# Slide Rule Theory

Slide rules were the analog computers that ruled science and engineering for 400 years. Their brilliant innovation was using logarithms to convert multiplication and division to addition and subtraction,

$$\log xy = \log x + \log y$$

and

$$\log \frac{x}{y} = \log x - \log y.$$

Slide rules feature logarithmic scales that slide past each other. For straight slide rules, logarithms of the numbers are proportional to their distances along them. To multiply $2\times 3 = 6$, as below, slide the upper (blue) scale from 1 to 2 along the lower (red) scale, add the distance from 1 to 3 along the upper (blue) scale, and read the product from the lower (red) scale.

Logarithms of the numbers are proportional to their distances along the straight slide rule scales. Slide the upper (blue) scale to multiply numbers by adding these distances.

For circular slide rules, logarithms of the numbers are proportional to their distances around them.
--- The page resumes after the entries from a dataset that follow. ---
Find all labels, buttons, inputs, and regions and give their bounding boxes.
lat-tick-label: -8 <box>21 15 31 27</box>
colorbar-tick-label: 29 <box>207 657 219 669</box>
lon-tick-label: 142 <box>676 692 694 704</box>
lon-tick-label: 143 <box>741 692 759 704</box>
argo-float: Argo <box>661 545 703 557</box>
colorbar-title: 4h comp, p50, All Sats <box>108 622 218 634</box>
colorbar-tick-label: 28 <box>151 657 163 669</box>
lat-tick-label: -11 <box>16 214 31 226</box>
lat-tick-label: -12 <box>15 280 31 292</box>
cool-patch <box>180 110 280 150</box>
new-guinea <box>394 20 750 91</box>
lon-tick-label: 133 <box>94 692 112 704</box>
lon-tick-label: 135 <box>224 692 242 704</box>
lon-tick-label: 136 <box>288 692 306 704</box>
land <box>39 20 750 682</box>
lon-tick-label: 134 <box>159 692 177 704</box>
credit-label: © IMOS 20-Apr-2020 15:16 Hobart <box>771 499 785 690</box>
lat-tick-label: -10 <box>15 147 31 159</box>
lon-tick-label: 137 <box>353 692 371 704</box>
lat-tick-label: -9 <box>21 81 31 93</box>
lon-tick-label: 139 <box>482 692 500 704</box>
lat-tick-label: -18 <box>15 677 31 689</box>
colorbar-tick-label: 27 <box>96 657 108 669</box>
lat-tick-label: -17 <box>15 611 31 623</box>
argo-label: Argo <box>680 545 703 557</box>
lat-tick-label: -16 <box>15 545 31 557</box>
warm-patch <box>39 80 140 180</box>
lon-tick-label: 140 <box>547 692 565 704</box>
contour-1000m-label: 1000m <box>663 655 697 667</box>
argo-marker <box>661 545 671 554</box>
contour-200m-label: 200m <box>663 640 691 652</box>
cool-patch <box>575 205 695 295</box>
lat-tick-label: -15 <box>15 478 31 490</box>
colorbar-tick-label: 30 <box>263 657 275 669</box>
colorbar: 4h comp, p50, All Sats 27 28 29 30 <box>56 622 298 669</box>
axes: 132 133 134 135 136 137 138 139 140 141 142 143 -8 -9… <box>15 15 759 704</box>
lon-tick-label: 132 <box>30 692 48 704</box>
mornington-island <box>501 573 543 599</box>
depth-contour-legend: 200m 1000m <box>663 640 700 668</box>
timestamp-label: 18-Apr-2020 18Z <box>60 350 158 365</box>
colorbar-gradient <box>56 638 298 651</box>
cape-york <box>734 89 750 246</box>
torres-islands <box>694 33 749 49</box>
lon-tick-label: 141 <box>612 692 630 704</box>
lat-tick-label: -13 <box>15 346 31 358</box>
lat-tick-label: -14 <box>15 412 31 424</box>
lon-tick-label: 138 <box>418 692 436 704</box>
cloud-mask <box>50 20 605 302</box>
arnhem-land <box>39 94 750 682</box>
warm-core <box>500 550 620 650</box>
To multiply $3\times 7 = 21$, as below, rotate the outer (blue) scale from 1 to 3 around the inner (red)  scale, add the distance from 1 to 7 around the outer (blue) scale, and read the product from the inner (red) scale. Circular slide rules eliminate off-scale calculations because they naturally wrap around, with each wrap multiplying (or dividing) the numbers by 10.

Logarithms of the numbers are proportional to their distances around the circular slide rule scales. Rotate the outer (blue) scale to multiply numbers by adding these distances.